In following Paglen, director Yaara Bou Melham finds many other layers of weird for society as a whole when the artist becomes a vessel for a consideration of an increasingly bifurcated vision of world, one seen through human eyes and the other through machines acting on algorithms that are moving further and further away from their human origins. The implications were stark when Paglen began his work in the early 2000s, taking pictures of black sites in Afghanistan and secret U.S. military bases in Nevada to unearth the extensions of unending wars around the world even after they were suggested to be resolved publicly and exposing the networks of surveillance as they existed physically. But when the legacy of that time is harder to see, with attitudes of the era hard-wired into the technology that produces search results and GPS navigation, the film impressively brings to the surface both closely monitored we all are and yet how vast a gap there is between how we are perceived by that technology and how we see ourselves.
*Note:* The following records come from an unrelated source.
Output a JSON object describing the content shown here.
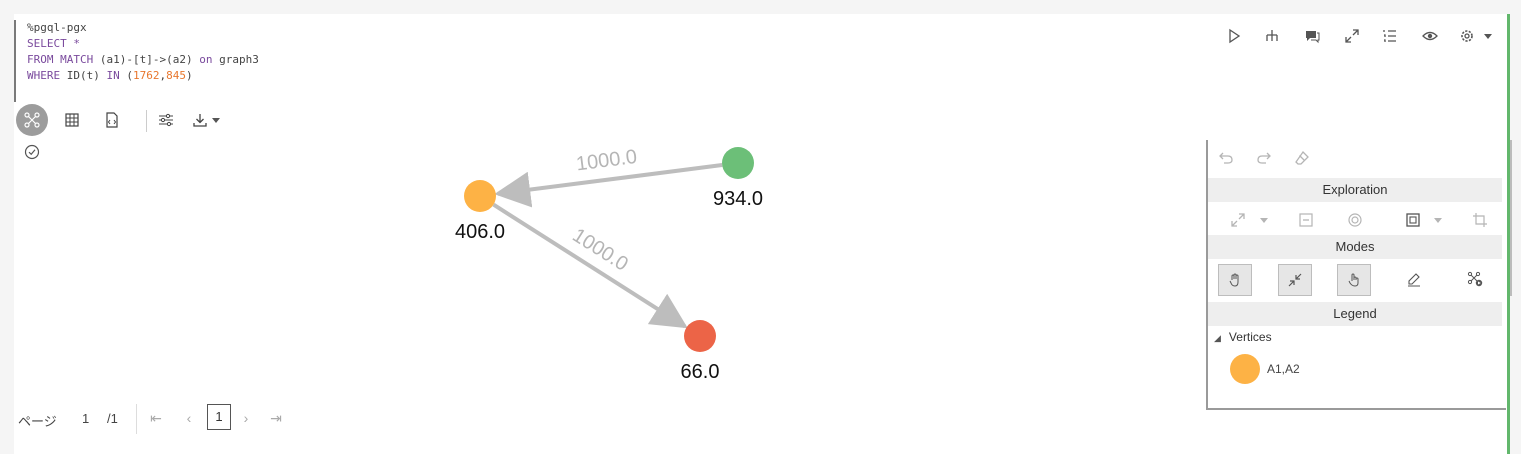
{
  "code": {
    "command": "%pgql-pgx",
    "select_kw": "SELECT",
    "select_rest": " *",
    "from_kw": "FROM MATCH",
    "from_rest": " (a1)-[t]->(a2) ",
    "on_kw": "on",
    "graph_name": " graph3",
    "where_kw": "WHERE",
    "where_fn": " ID(t) ",
    "in_kw": "IN",
    "paren_open": " (",
    "id1": "1762",
    "comma": ",",
    "id2": "845",
    "paren_close": ")"
  },
  "toolbar_icons": [
    "play-icon",
    "hierarchy-icon",
    "comment-icon",
    "expand-icon",
    "list-icon",
    "eye-icon",
    "gear-icon",
    "dropdown-arrow-icon"
  ],
  "view_icons": [
    "graph-view-icon",
    "table-view-icon",
    "script-icon",
    "settings-sliders-icon",
    "download-icon",
    "dropdown-arrow-icon"
  ],
  "graph": {
    "nodes": [
      {
        "id": "n1",
        "label": "406.0",
        "color": "#fdb245"
      },
      {
        "id": "n2",
        "label": "934.0",
        "color": "#6cbf78"
      },
      {
        "id": "n3",
        "label": "66.0",
        "color": "#ec6447"
      }
    ],
    "edges": [
      {
        "from": "n2",
        "to": "n1",
        "label": "1000.0"
      },
      {
        "from": "n1",
        "to": "n3",
        "label": "1000.0"
      }
    ],
    "edge_color": "#bdbdbd"
  },
  "panel": {
    "exploration_title": "Exploration",
    "modes_title": "Modes",
    "legend_title": "Legend",
    "vertices_label": "Vertices",
    "legend_items": [
      {
        "label": "A1,A2",
        "color": "#fdb245"
      }
    ]
  },
  "pager": {
    "page_label": "ページ",
    "current": "1",
    "total": "/1",
    "box_value": "1"
  }
}
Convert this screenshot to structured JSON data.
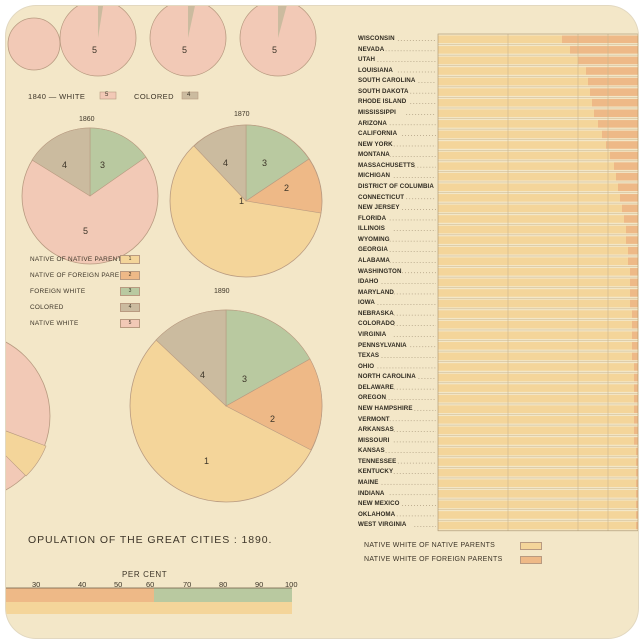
{
  "chart_data": [
    {
      "type": "pie",
      "title": "1840 — WHITE",
      "note": "partially visible pies along top edge",
      "legend": [
        {
          "label": "WHITE",
          "key": "5"
        },
        {
          "label": "COLORED",
          "key": "4"
        }
      ],
      "top_pie_labels": [
        "5",
        "5",
        "5"
      ]
    },
    {
      "type": "pie",
      "title": "1860",
      "slices": [
        {
          "key": "5",
          "label": "NATIVE WHITE",
          "value": 78,
          "color": "#f2c9b6"
        },
        {
          "key": "3",
          "label": "FOREIGN WHITE",
          "value": 12,
          "color": "#b9c9a0"
        },
        {
          "key": "4",
          "label": "COLORED",
          "value": 10,
          "color": "#cbbb9f"
        }
      ]
    },
    {
      "type": "pie",
      "title": "1870",
      "slices": [
        {
          "key": "1",
          "label": "NATIVE OF NATIVE PARENTS",
          "value": 62,
          "color": "#f4d59a"
        },
        {
          "key": "2",
          "label": "NATIVE OF FOREIGN PARENTS",
          "value": 14,
          "color": "#eeb987"
        },
        {
          "key": "3",
          "label": "FOREIGN WHITE",
          "value": 14,
          "color": "#b9c9a0"
        },
        {
          "key": "4",
          "label": "COLORED",
          "value": 10,
          "color": "#cbbb9f"
        }
      ]
    },
    {
      "type": "pie",
      "title": "1890",
      "slices": [
        {
          "key": "1",
          "label": "NATIVE OF NATIVE PARENTS",
          "value": 52,
          "color": "#f4d59a"
        },
        {
          "key": "2",
          "label": "NATIVE OF FOREIGN PARENTS",
          "value": 19,
          "color": "#eeb987"
        },
        {
          "key": "3",
          "label": "FOREIGN WHITE",
          "value": 17,
          "color": "#b9c9a0"
        },
        {
          "key": "4",
          "label": "COLORED",
          "value": 12,
          "color": "#cbbb9f"
        }
      ]
    },
    {
      "type": "bar",
      "orientation": "horizontal-stacked",
      "categories": [
        "WISCONSIN",
        "NEVADA",
        "UTAH",
        "LOUISIANA",
        "SOUTH CAROLINA",
        "SOUTH DAKOTA",
        "RHODE ISLAND",
        "MISSISSIPPI",
        "ARIZONA",
        "CALIFORNIA",
        "NEW YORK",
        "MONTANA",
        "MASSACHUSETTS",
        "MICHIGAN",
        "DISTRICT OF COLUMBIA",
        "CONNECTICUT",
        "NEW JERSEY",
        "FLORIDA",
        "ILLINOIS",
        "WYOMING",
        "GEORGIA",
        "ALABAMA",
        "WASHINGTON",
        "IDAHO",
        "MARYLAND",
        "IOWA",
        "NEBRASKA",
        "COLORADO",
        "VIRGINIA",
        "PENNSYLVANIA",
        "TEXAS",
        "OHIO",
        "NORTH CAROLINA",
        "DELAWARE",
        "OREGON",
        "NEW HAMPSHIRE",
        "VERMONT",
        "ARKANSAS",
        "MISSOURI",
        "KANSAS",
        "TENNESSEE",
        "KENTUCKY",
        "MAINE",
        "INDIANA",
        "NEW MEXICO",
        "OKLAHOMA",
        "WEST VIRGINIA"
      ],
      "series": [
        {
          "name": "NATIVE WHITE OF NATIVE PARENTS",
          "color": "#f4d59a",
          "values": [
            62,
            66,
            70,
            74,
            75,
            76,
            77,
            78,
            80,
            82,
            84,
            86,
            88,
            89,
            90,
            91,
            92,
            93,
            94,
            94,
            95,
            95,
            96,
            96,
            96,
            96,
            97,
            97,
            97,
            97,
            97,
            98,
            98,
            98,
            98,
            98,
            98,
            98,
            98,
            99,
            99,
            99,
            99,
            99,
            99,
            99,
            99
          ]
        },
        {
          "name": "NATIVE WHITE OF FOREIGN PARENTS",
          "color": "#eeb987",
          "values": [
            38,
            34,
            30,
            26,
            25,
            24,
            23,
            22,
            20,
            18,
            16,
            14,
            12,
            11,
            10,
            9,
            8,
            7,
            6,
            6,
            5,
            5,
            4,
            4,
            4,
            4,
            3,
            3,
            3,
            3,
            3,
            2,
            2,
            2,
            2,
            2,
            2,
            2,
            2,
            1,
            1,
            1,
            1,
            1,
            1,
            1,
            1
          ]
        }
      ],
      "legend": [
        "NATIVE WHITE OF NATIVE PARENTS",
        "NATIVE WHITE OF FOREIGN PARENTS"
      ]
    }
  ],
  "pies": {
    "top_labels": [
      "5",
      "5",
      "5"
    ],
    "p1860": {
      "title": "1860",
      "labels": [
        "4",
        "3",
        "5"
      ]
    },
    "p1870": {
      "title": "1870",
      "labels": [
        "4",
        "3",
        "2",
        "1"
      ]
    },
    "p1890": {
      "title": "1890",
      "labels": [
        "4",
        "3",
        "2",
        "1"
      ]
    }
  },
  "legend_1840": {
    "title": "1840 — WHITE",
    "white_key": "5",
    "colored_label": "COLORED",
    "colored_key": "4"
  },
  "pie_legend": [
    {
      "label": "NATIVE OF NATIVE PARENTS",
      "key": "1",
      "color": "#f4d59a"
    },
    {
      "label": "NATIVE OF FOREIGN PARENTS",
      "key": "2",
      "color": "#eeb987"
    },
    {
      "label": "FOREIGN WHITE",
      "key": "3",
      "color": "#b9c9a0"
    },
    {
      "label": "COLORED",
      "key": "4",
      "color": "#cbbb9f"
    },
    {
      "label": "NATIVE WHITE",
      "key": "5",
      "color": "#f2c9b6"
    }
  ],
  "caption": "OPULATION OF THE GREAT CITIES : 1890.",
  "percent_scale": {
    "title": "PER CENT",
    "ticks": [
      "30",
      "40",
      "50",
      "60",
      "70",
      "80",
      "90",
      "100"
    ]
  },
  "bar_legend": [
    "NATIVE WHITE OF NATIVE PARENTS",
    "NATIVE WHITE OF FOREIGN PARENTS"
  ],
  "colors": {
    "paper": "#f3e7c8",
    "native_native": "#f4d59a",
    "native_foreign": "#eeb987",
    "foreign": "#b9c9a0",
    "colored": "#cbbb9f",
    "native_white": "#f2c9b6"
  }
}
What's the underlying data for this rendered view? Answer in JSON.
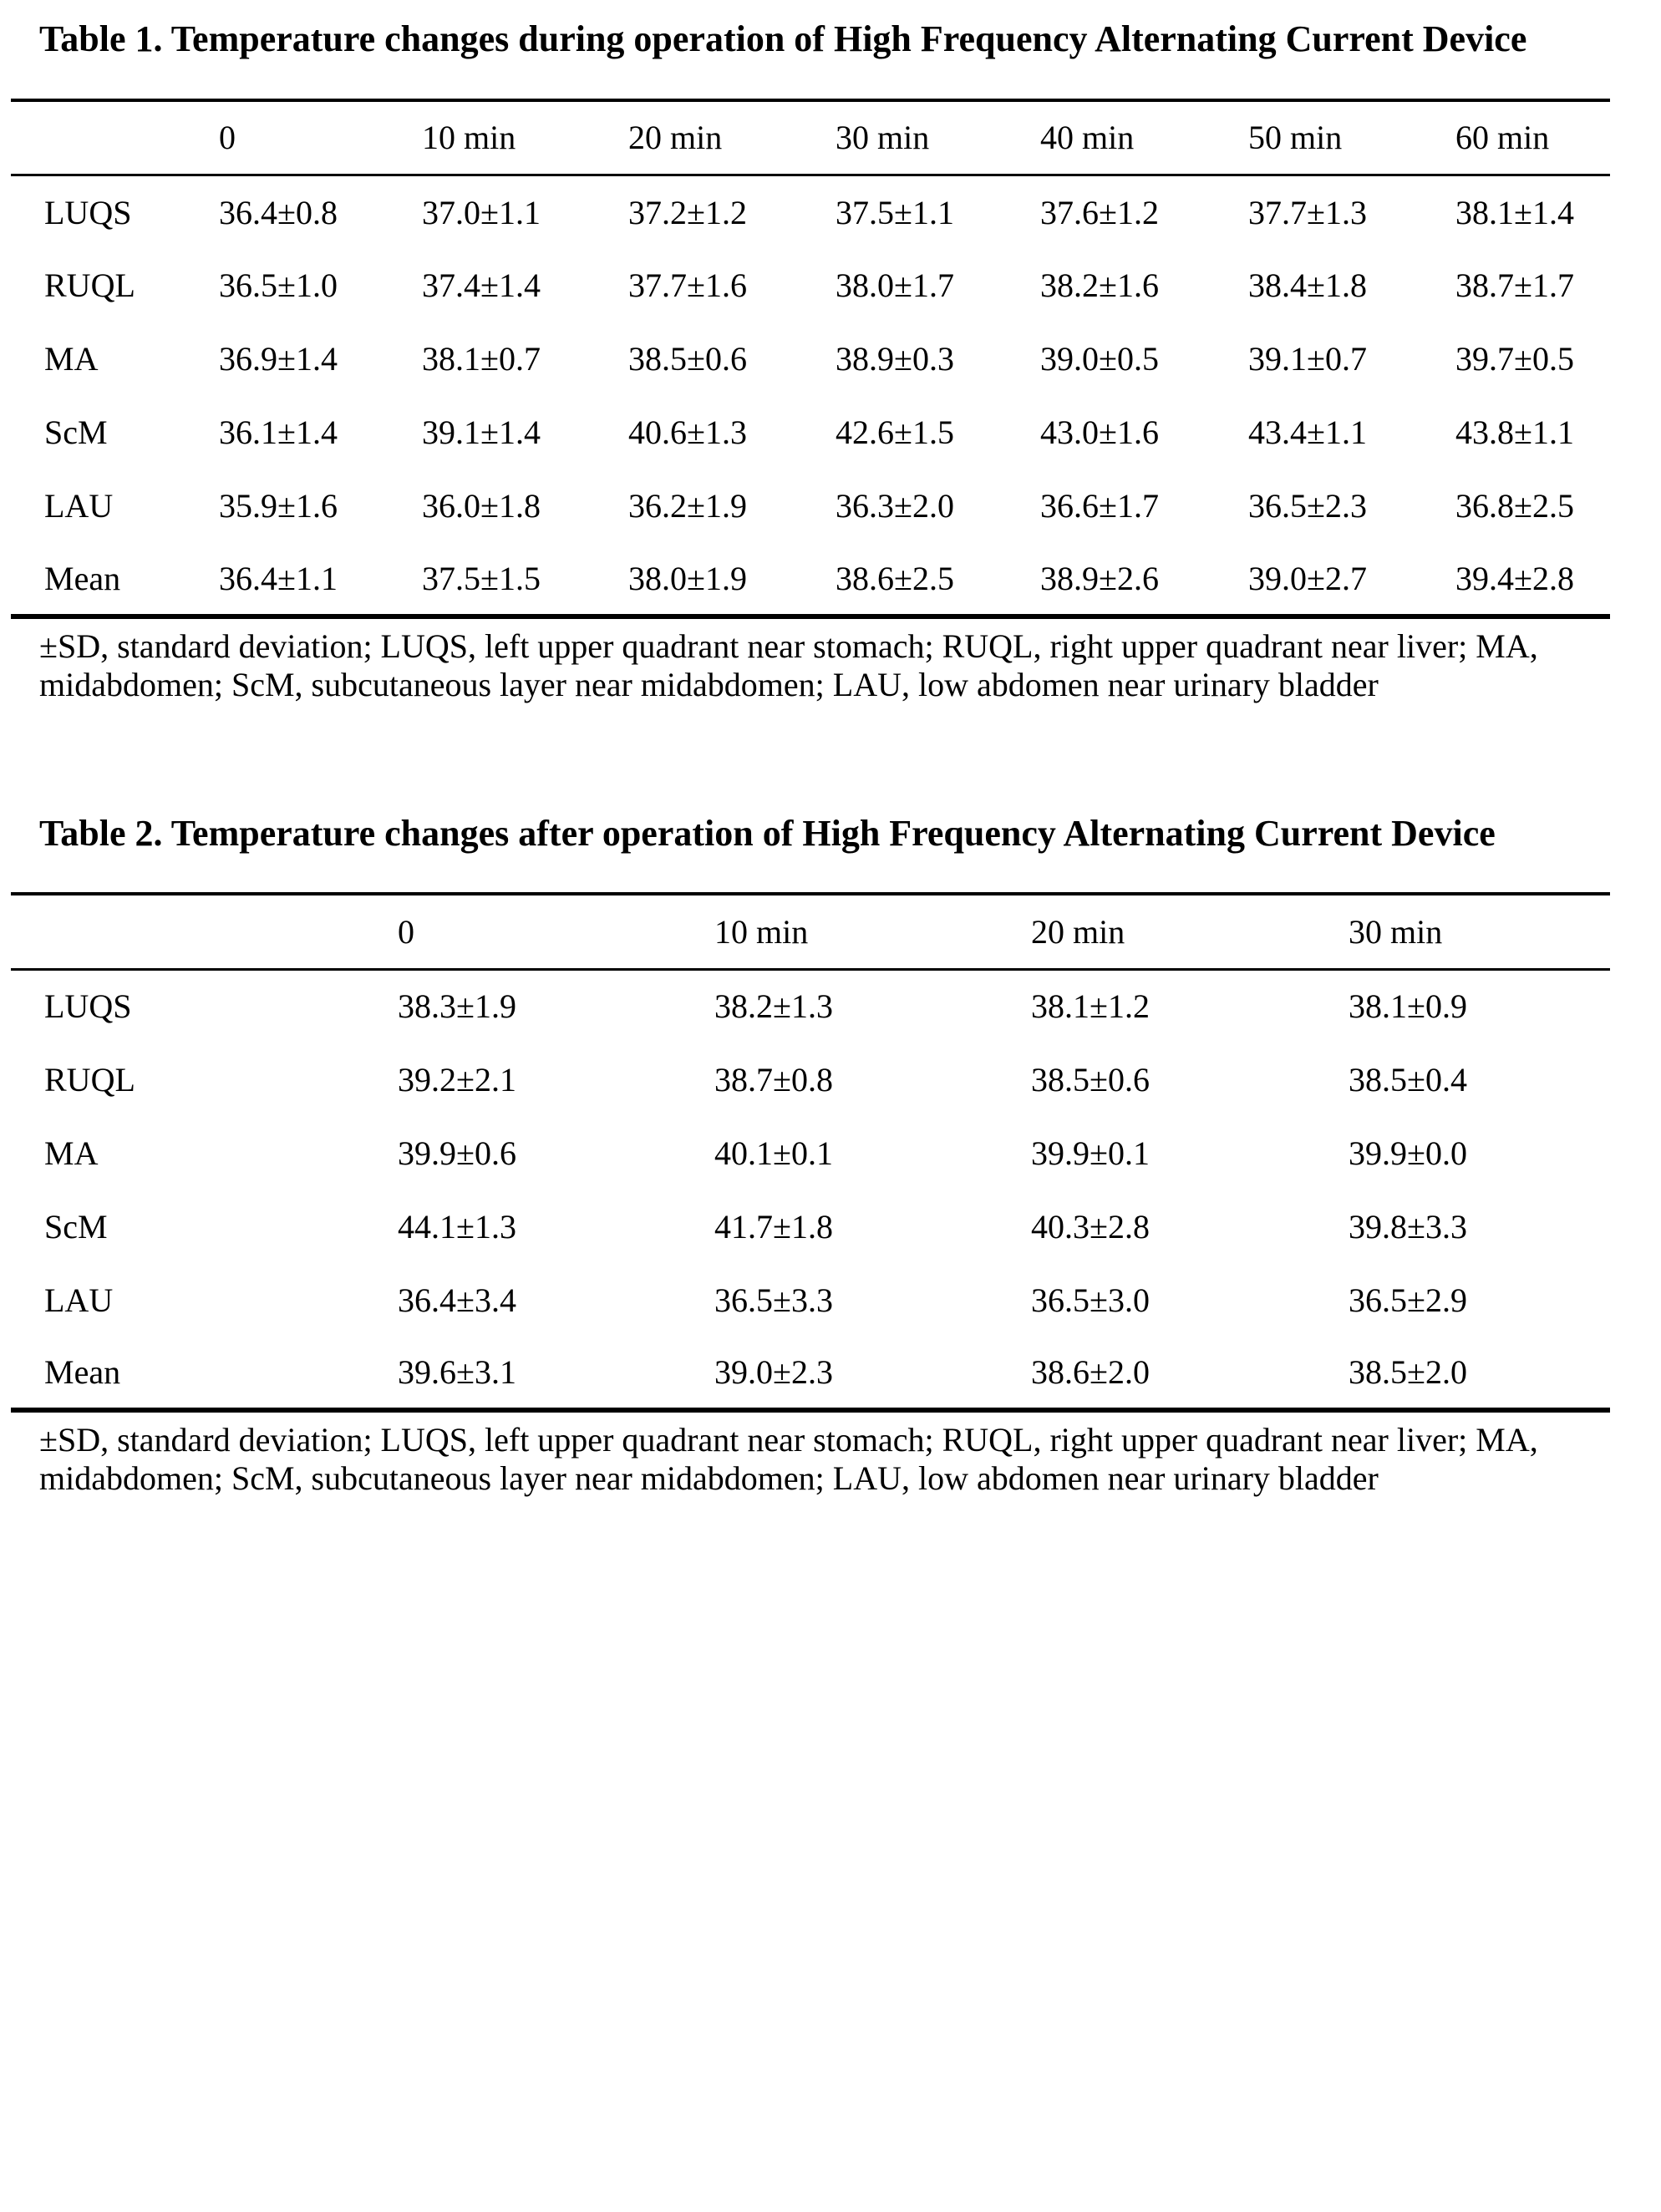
{
  "colors": {
    "background": "#ffffff",
    "text": "#000000",
    "rule": "#000000"
  },
  "tables": [
    {
      "title": "Table 1. Temperature changes during operation of High Frequency Alternating Current Device",
      "columns": [
        "",
        "0",
        "10 min",
        "20 min",
        "30 min",
        "40 min",
        "50 min",
        "60 min"
      ],
      "rows": [
        {
          "label": "LUQS",
          "values": [
            "36.4±0.8",
            "37.0±1.1",
            "37.2±1.2",
            "37.5±1.1",
            "37.6±1.2",
            "37.7±1.3",
            "38.1±1.4"
          ]
        },
        {
          "label": "RUQL",
          "values": [
            "36.5±1.0",
            "37.4±1.4",
            "37.7±1.6",
            "38.0±1.7",
            "38.2±1.6",
            "38.4±1.8",
            "38.7±1.7"
          ]
        },
        {
          "label": "MA",
          "values": [
            "36.9±1.4",
            "38.1±0.7",
            "38.5±0.6",
            "38.9±0.3",
            "39.0±0.5",
            "39.1±0.7",
            "39.7±0.5"
          ]
        },
        {
          "label": "ScM",
          "values": [
            "36.1±1.4",
            "39.1±1.4",
            "40.6±1.3",
            "42.6±1.5",
            "43.0±1.6",
            "43.4±1.1",
            "43.8±1.1"
          ]
        },
        {
          "label": "LAU",
          "values": [
            "35.9±1.6",
            "36.0±1.8",
            "36.2±1.9",
            "36.3±2.0",
            "36.6±1.7",
            "36.5±2.3",
            "36.8±2.5"
          ]
        },
        {
          "label": "Mean",
          "values": [
            "36.4±1.1",
            "37.5±1.5",
            "38.0±1.9",
            "38.6±2.5",
            "38.9±2.6",
            "39.0±2.7",
            "39.4±2.8"
          ]
        }
      ],
      "footnote": "±SD, standard deviation; LUQS, left upper quadrant near stomach; RUQL, right upper quadrant near liver; MA, midabdomen; ScM, subcutaneous layer near midabdomen; LAU, low abdomen near urinary bladder"
    },
    {
      "title": "Table 2. Temperature changes after operation of High Frequency Alternating Current Device",
      "columns": [
        "",
        "0",
        "10 min",
        "20 min",
        "30 min"
      ],
      "rows": [
        {
          "label": "LUQS",
          "values": [
            "38.3±1.9",
            "38.2±1.3",
            "38.1±1.2",
            "38.1±0.9"
          ]
        },
        {
          "label": "RUQL",
          "values": [
            "39.2±2.1",
            "38.7±0.8",
            "38.5±0.6",
            "38.5±0.4"
          ]
        },
        {
          "label": "MA",
          "values": [
            "39.9±0.6",
            "40.1±0.1",
            "39.9±0.1",
            "39.9±0.0"
          ]
        },
        {
          "label": "ScM",
          "values": [
            "44.1±1.3",
            "41.7±1.8",
            "40.3±2.8",
            "39.8±3.3"
          ]
        },
        {
          "label": "LAU",
          "values": [
            "36.4±3.4",
            "36.5±3.3",
            "36.5±3.0",
            "36.5±2.9"
          ]
        },
        {
          "label": "Mean",
          "values": [
            "39.6±3.1",
            "39.0±2.3",
            "38.6±2.0",
            "38.5±2.0"
          ]
        }
      ],
      "footnote": "±SD, standard deviation; LUQS, left upper quadrant near stomach; RUQL, right upper quadrant near liver; MA, midabdomen; ScM, subcutaneous layer near midabdomen; LAU, low abdomen near urinary bladder"
    }
  ]
}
Although “Unseen Skies” is built around Paglen’s most ambitious project to date, the Orbital Reflector, a sculpture built to be shot into space with the intention of reflecting back earth’s image, he busies himself with a variety of projects across various continents and media, giving Bou Melham every opportunity for tactile examples of these most abstract practices. While it may seem like what Paglen’s capturing is cutting edge, he’d be the first to tell you that it’s not, drawing parallels between photographer T.H. O’Sullivan’s work for the U.S. Department of War surveying the Colorado River in the 1800s and the satellites used by Google Maps today, originating from a less benevolent purpose of countries spying on one another, and Eadweard Muybridge’s development of a process to capture the moving image at Stanford and the university’s eventual pioneering role in training object recognition software a century later.

When history becomes tangible in how it repeats itself, “Unseen Skies” provides something to hold onto as it ventures into increasingly unknown territory, with Pelham overlaying seemingly benign environmental scenes with the data points that computers draw on to make evaluations, misidentifying some objects you might wonder where the confusion lies and estimating a great deal of fear in people who appear quite casual (though there might be some truth in that). Besides an early accounting of his own upbringing on military bases from his father’s service and his subsequent days in the punk rock scene in Berkeley, Paglen remains a largely enigmatic figure, Bou Melham mostly refrains from a biography, instead letting the film take on the spirit of its subject in asking audiences to be as curious as he is about the brave new world we’re collectively stepping into and is every bit as artful in easing one into an uncomfortable yet necessary conversation about the increasingly blurry lines between the physical and virtual world with arresting imagery. Finding an unexpectedly poignant epilogue during the time of coronavirus where everyone largely migrated their lives online — the majority of the film appears to have been shot before — “Unseen Skies” may be about processing overwhelming amounts of information, but it admirably creates the space to take stock of it all.

“Unseen Skies” is screening virtually at the San Francisco Film Festival through April 18th.